Method 2: Using for loop
In this method, we will check each value of the original array with each value of the output array. Here, we will remove all the duplicate values from the array.
Code Snippet:
let a = ["Bishal", "Ashish", "Carron", "Bishal", "Eliza", "Deizzi", "Eliza", "Bishal"];
let b = [];
let c = 0;
let starting = false;
for (let i = 0; i < a.length; i++) {
for (let j = 0; j < b.length; j++) {
if (a[i] == b[j]) {
starting = true;
}
}
c++;
if (c == 1 && starting == false) {
b.push(a[i]);
}
starting = false;
c = 0;
}
console.log(b);
Output:
Explanation:
In the for loop method, we iterated over the elements of the array, and the helper array returned a new Set of elements without duplicate values. Look at the output and check all th elements are unique.
If the current elements do not exist in the final array "b" with unique values, users must add the element to the final array.
Method 3: Using the Set() method
In JavaScript, users can use a Set that specifies a collection of unique elements. Here, users cannot declare repeated elements inside the "Set." Users can iterate the elements of a Set in ES6 in the insertion order.
Also, the JS Set allows users to store any data type element, despite primitive or objects.
Code Snippet:
let a = ["Python", "C++", "JavaScript", "C++", "Java", "HTML", "Java", "CSS", "Python"];
let b = [];
function using_Set(array) {
let b = Array.from(new Set(array))
return b
}
console.log(using_Set(a));
Output:
Explanation:
Using the native object Set of ES6, we stored and returned some unique elements. First, we initialized a function "using_Set" and passed the array having duplicate elements into the Set() object.
The helper array will contain all the unique elements filtered in the function.
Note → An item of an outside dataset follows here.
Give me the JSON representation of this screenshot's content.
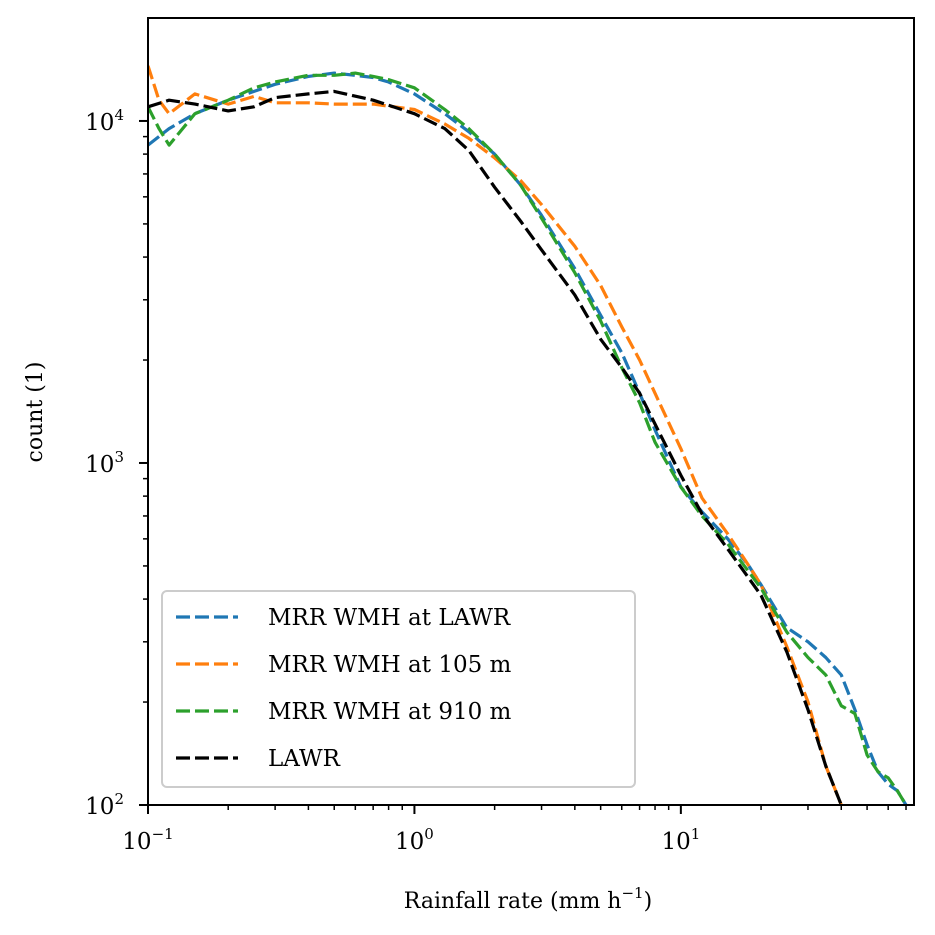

Example: More easy structure of Set
The constructor of Set accepts the iterable object, here an Array, and the spread operator "..." to change the Set object back into the original array, filtering all the duplicate elements.
Code Snippet:
var a = [1, 2, 3, 4, 5, 3, 1, 5, 2, 3, 6];
var b = [...new Set(a)];
console.log(b);
Output:
Method 4: Using the Array.includes() method
The includes() method returns true if the JS array holds a specific value. Else it returns false if it does not find the value. It is case-sensitive.
Code Snippet:
var a = [0, 1, 3, 5, "a", "1", 2, 4, "B", 1, 3]
console.log(
a.filter((val,index) => !a.includes(val,index+1))
)
Output:
Explanation:
The includes() method with the second parameter "fromIndex" is for searching every iteration of the filter callback method. The search started from the current [current index] + 1. The includes() method guarantees not to include currently filtered elements in the returned array.
Conclusion
We hope this article has given a crisp idea of different methods available in JavaScript to filter an array uniquely. All the above methods are efficient in specific scenarios, returning a JS array of unique elements.
The article covered filter(), filter() with sort(), filter() with reduce(), Set(), includes(), and for loop techniques.